Poems well composed haunt readers. Like an old injury, they return with an ache during inclimate weather. It is April. Yet snow covered the ground earlier this week. Along edges of many fields near Whitewater, small mounds of unmelted snow still remained.
It is National Poetry Month. Like the season, it is time to celebrate in spite of the frosty conditions.
An open mic I visited this week featured one young poet amid a variety of singer songwriters. The poem shared was morose, hurried and full of mixed metaphors. Nothing wrong with that. I dare say a lot of my early work resided in that landscape. I hope to hear more of her work.
A prominent poetry publication arrived in the mail a couple weeks ago. I read nearly midway through the publication searching for a memorable line or image. Nothing. A lot of doleful activism and academic rubric. Maybe it was the reader’s fault. Maybe after more rest I will pick up the publication, reread the poems and find something notable.
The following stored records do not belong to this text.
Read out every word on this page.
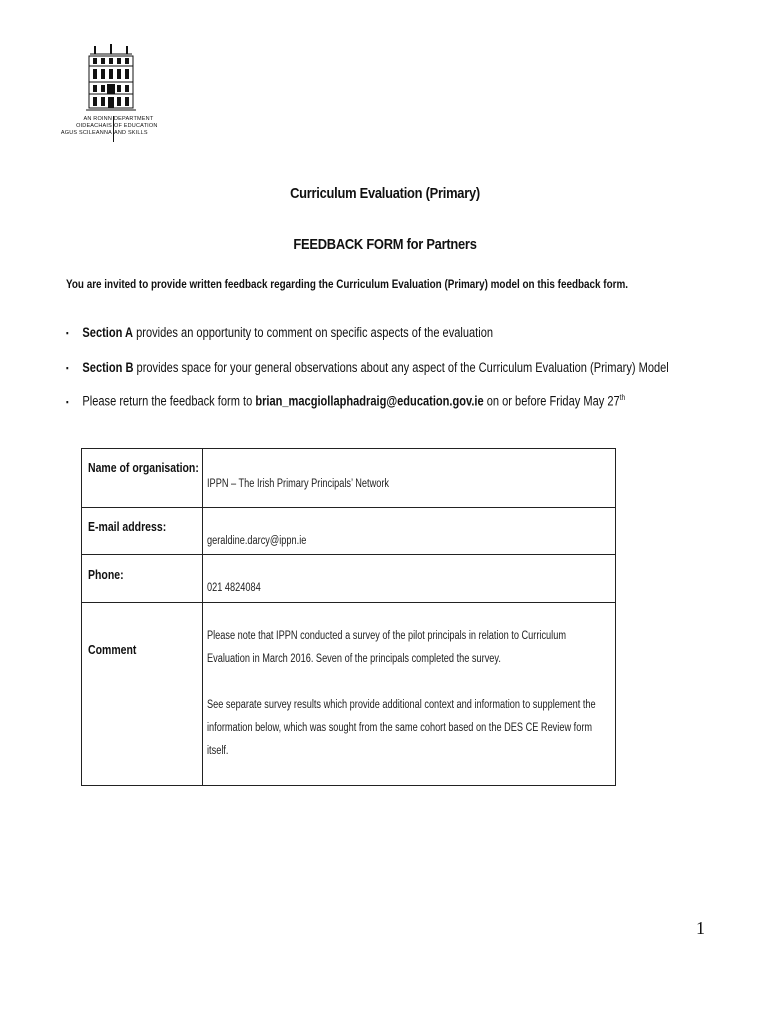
AN ROINN
OIDEACHAIS
AGUS SCILEANNA
DEPARTMENT
OF EDUCATION
AND SKILLS
Curriculum Evaluation (Primary)
FEEDBACK FORM for Partners
You are invited to provide written feedback regarding the Curriculum Evaluation (Primary) model on this feedback form.
▪ Section A provides an opportunity to comment on specific aspects of the evaluation
▪ Section B provides space for your general observations about any aspect of the Curriculum Evaluation (Primary) Model
▪ Please return the feedback form to brian_macgiollaphadraig@education.gov.ie on or before Friday May 27th
Name of organisation:
IPPN – The Irish Primary Principals’ Network
E-mail address:
geraldine.darcy@ippn.ie
Phone:
021 4824084
Comment
Please note that IPPN conducted a survey of the pilot principals in relation to Curriculum Evaluation in March 2016. Seven of the principals completed the survey.
See separate survey results which provide additional context and information to supplement the information below, which was sought from the same cohort based on the DES CE Review form itself.
1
This weekend, while rearranging a bookshelf I noticed a stack of books, newspapers and magazines. Included were old issues of The New York Times, books of poetry translations, a couple American poetry books and a copy of the May 2011 edition of Poetry magazine.
The publication featured a Dana Gioia poem with a haunting opening line “So this is where the children come to die, . . .” How can you not keep reading this poem? It is so good. In the second part of the poem, the speaker reflected, “I’d lost one child/and couldn’t bear to watch another die” and ended that part of the poem with “But there are poems we do not choose to write.” From the first line of the first part of the poem to the last line of the third part, the poem “Special Treatments Ward” was exceptional.
A poem that possesses a reader like Dana Gioia’s poem “Special Treatments Ward” will survive long after the April snow has melted.